While running errands today I stopped in the credit union to do a little business and see who I could talk to about the problematic iPad website. It's a simple problem really, the iPad is redirected to the mobile website. As you'll see if you visit the mobile site it is pretty spartan. More problematically there is no way to opt-out of using the mobile site.
So I try to explain the problem and I'm treated to an explanation of how the browser on the iPad works. "You see, the iPad looks to the server just like an iPhone so it's not possible to tell," goes the explanation. Of course it's complete balderdash. I explain that I spend my days working on some relatively large websites and know a thing or two and in fact it is possible to differentiate the two.
Of course it's not necessary to take my word for it. Apple has published a technote on this very topic.

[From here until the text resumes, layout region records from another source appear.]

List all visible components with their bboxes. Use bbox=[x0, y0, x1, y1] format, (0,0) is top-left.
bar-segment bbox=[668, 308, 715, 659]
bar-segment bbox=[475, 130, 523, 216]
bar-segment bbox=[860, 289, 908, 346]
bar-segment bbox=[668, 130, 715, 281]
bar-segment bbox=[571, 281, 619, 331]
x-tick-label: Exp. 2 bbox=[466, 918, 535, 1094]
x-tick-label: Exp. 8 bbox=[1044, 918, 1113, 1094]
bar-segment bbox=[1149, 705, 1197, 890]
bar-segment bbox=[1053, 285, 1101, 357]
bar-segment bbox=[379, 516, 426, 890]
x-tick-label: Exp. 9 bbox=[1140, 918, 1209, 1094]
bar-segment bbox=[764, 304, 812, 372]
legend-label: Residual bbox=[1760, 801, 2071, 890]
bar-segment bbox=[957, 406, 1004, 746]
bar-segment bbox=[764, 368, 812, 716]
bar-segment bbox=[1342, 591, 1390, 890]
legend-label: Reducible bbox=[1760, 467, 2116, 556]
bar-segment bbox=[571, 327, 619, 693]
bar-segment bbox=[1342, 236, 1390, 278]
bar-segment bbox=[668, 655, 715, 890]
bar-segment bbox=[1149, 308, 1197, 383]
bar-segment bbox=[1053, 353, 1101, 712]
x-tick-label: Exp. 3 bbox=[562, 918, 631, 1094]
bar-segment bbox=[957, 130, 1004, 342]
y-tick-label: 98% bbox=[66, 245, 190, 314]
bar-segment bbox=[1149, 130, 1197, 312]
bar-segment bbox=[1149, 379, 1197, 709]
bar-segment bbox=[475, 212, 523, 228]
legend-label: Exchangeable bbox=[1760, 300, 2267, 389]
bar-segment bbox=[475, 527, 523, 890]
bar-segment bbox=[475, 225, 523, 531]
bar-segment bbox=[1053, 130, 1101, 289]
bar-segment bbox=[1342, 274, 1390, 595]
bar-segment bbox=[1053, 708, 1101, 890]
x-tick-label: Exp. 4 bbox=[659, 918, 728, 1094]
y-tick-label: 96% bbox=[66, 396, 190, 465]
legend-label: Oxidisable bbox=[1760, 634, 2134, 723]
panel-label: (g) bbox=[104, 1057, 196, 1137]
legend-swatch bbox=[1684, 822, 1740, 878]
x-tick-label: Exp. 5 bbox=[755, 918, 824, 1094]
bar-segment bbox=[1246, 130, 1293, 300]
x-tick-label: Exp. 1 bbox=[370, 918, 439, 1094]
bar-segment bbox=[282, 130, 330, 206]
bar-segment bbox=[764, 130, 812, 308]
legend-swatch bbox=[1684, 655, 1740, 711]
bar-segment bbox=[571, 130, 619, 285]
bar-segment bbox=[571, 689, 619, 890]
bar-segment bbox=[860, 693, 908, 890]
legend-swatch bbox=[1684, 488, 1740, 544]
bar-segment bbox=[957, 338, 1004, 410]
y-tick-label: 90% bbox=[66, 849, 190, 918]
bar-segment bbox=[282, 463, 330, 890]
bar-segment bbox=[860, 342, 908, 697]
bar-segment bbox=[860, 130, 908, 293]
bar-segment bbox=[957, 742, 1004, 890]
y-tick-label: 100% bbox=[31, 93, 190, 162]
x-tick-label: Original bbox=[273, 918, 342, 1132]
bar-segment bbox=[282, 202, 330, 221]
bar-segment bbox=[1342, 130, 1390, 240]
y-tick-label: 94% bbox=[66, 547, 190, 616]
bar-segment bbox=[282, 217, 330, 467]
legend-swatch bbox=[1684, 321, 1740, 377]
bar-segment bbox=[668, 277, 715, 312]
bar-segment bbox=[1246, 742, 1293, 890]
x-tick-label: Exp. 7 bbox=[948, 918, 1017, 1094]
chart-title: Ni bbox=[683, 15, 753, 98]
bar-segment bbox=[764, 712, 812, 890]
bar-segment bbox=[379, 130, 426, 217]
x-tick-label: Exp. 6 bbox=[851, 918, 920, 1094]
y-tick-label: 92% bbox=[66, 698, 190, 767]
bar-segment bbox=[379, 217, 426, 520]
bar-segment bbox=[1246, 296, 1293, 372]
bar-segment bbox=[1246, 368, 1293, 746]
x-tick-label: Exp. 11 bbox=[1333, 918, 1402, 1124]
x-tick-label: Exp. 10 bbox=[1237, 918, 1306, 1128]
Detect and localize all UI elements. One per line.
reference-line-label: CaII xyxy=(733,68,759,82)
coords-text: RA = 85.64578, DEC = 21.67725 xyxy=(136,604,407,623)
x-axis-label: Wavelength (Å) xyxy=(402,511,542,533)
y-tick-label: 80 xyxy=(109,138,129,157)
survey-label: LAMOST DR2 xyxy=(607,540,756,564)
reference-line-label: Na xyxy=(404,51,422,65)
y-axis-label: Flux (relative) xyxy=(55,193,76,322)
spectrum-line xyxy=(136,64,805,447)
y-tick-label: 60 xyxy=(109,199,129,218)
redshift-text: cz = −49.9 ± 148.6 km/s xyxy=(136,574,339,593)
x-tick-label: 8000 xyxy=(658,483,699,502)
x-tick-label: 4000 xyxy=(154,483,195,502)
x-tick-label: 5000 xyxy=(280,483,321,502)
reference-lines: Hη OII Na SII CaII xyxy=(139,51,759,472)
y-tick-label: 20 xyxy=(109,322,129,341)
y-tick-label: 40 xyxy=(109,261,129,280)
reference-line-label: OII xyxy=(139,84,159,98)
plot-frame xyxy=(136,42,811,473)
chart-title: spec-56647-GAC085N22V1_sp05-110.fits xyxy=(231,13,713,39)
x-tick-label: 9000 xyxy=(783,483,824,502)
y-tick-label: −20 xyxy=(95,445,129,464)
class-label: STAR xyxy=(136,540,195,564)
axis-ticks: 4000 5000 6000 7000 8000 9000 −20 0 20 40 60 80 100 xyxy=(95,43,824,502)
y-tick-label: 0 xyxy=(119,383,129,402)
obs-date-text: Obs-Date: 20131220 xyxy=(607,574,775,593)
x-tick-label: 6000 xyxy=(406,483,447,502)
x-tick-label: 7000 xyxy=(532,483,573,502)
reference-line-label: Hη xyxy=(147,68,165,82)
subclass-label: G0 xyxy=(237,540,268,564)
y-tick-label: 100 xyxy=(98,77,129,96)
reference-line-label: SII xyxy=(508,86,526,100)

The real issue here isn't the technology, rather it's the customer service. I've put off for a long while reporting this problem as I feared it would be met with exactly the kind of reaction it was. When it comes to mobile devices every user is an expert on how they work. Never mind that when it comes to the iPad even the good folks at AT&T are unfamiliar with how their system works (a blog for another day).
What's frustrating in these situations is the customer has to come up with the solution. After I finally was told that the folks in the credit union weren't sure who I could talk to I asked if they couldn't have a manager call me back to discuss it. Nothing complicated in my world.
One of the truisms is it's tough to go into a business and talk to folks about things that are your area of expertise. When you're involved in technology and customer support it can make for many such frustrating conversations. And much as the customer service folks at the credit union didn't want to hear it, calling Apple isn't the answer to this problem.